“Un passeport pour étudiant francophone”
28 12 2007Un document administratif, dit passeport étudiant francophone, qui permettrait aux étudiants étrangers qui veulent étudier en français de pouvoir le faire dans de bonnes conditions de circulation et de dignité. Le document en question serait assorti d’un certain nombre d’obligations de résultats et de restitution des connaissances aux pays d’origine. Il s’agit de l’une des demandes émises par les associations francophones et proposée à plusieurs reprises à l’occasion de la conférence des chefs d’Etat et de gouvernement des pays ayant le français en partage.
Les explications de Maurice Zinovieff, secrétaire général de l’Association Francophone de Liaison et d’Amitié (AFAL): ”C’est un projet qui a été porté à plusieurs reprises devant les membres des Sommets mais il n’a pas été adopté jusqu’à présent. Les Etats étaient réticents.”
Lafrancophratrie: “Pour quelles raisons les Etats étaient-ils réticents?”
Maurice Zinovieff: ”D’une part, cela pose des problèmes de discrimination positive. D’autre part, des problèmes d’ordre juridique. La discrimination n’est pas toujours facile à établir: qu’est-ce qu’un francophone? Est-ce un professeur d’université qui enseigne la littérature française alors qu’il est totalement étranger, anglophone ou africain, par exemple? Et quel est le rapport entre l’Africain qui viendrait du Mali qui est illettré et qui parle un peu le français?
Lafrancophratrie: Il aurait fallu définir ce qu’est un francophone, au départ?
Maurice Zinovieff: Pour l’obtention d’un visa d’étude, il existe déjà, dans un certain nombre de pays, des examens de français. Ce sont les prémices. Toutefois, cela a des effets qui ne sont pas toujours concluants car dans certains pays se développent des cours privés de français. Donc, cela favorise certains au détriment d’autres. En même temps, un étudiant qui ne maîtrise pas bien le français ne sera pas pris, on ne lui donnera pas de visa alors que finalement il aurait très bien pu s’adapter en France: apprendre le français, etcetera. Dans son cas, le français aurait pu avoir une grande utilité pour l’avenir mais il sera écarté. Cela à des effets pervers parfois d’où notre proposition d’un passeport étudiant francophone.

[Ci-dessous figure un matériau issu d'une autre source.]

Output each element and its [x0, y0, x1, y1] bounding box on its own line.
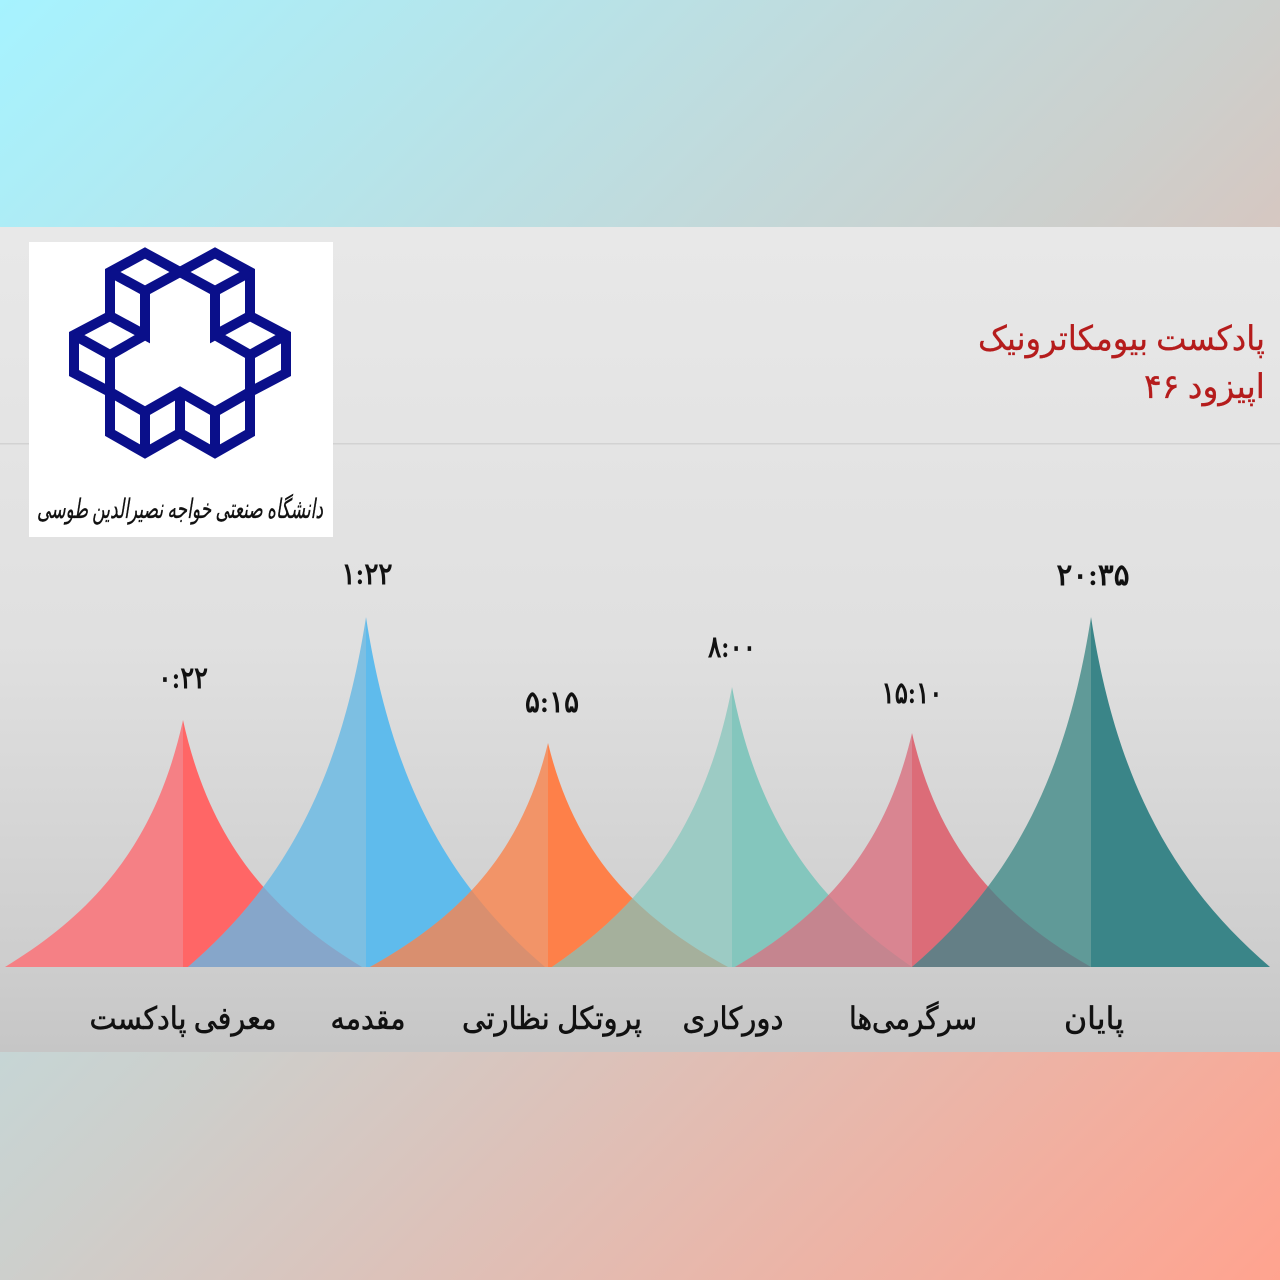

Lafrancophratrie: Les pays membres de l’organisation internationale de la francophonie sont des pays francophones alors pourquoi ne pas les privilégier?
Maurice Zinovieff: Cela n’existe pas juridiquement.
Vraisemblablement, les frontières de la francophonie ne sont pas définies, même pour ses protagonistes. Alors, pour l’instant et jusqu’à nouvel ordre, disons adieu au passeport étudiant francophone.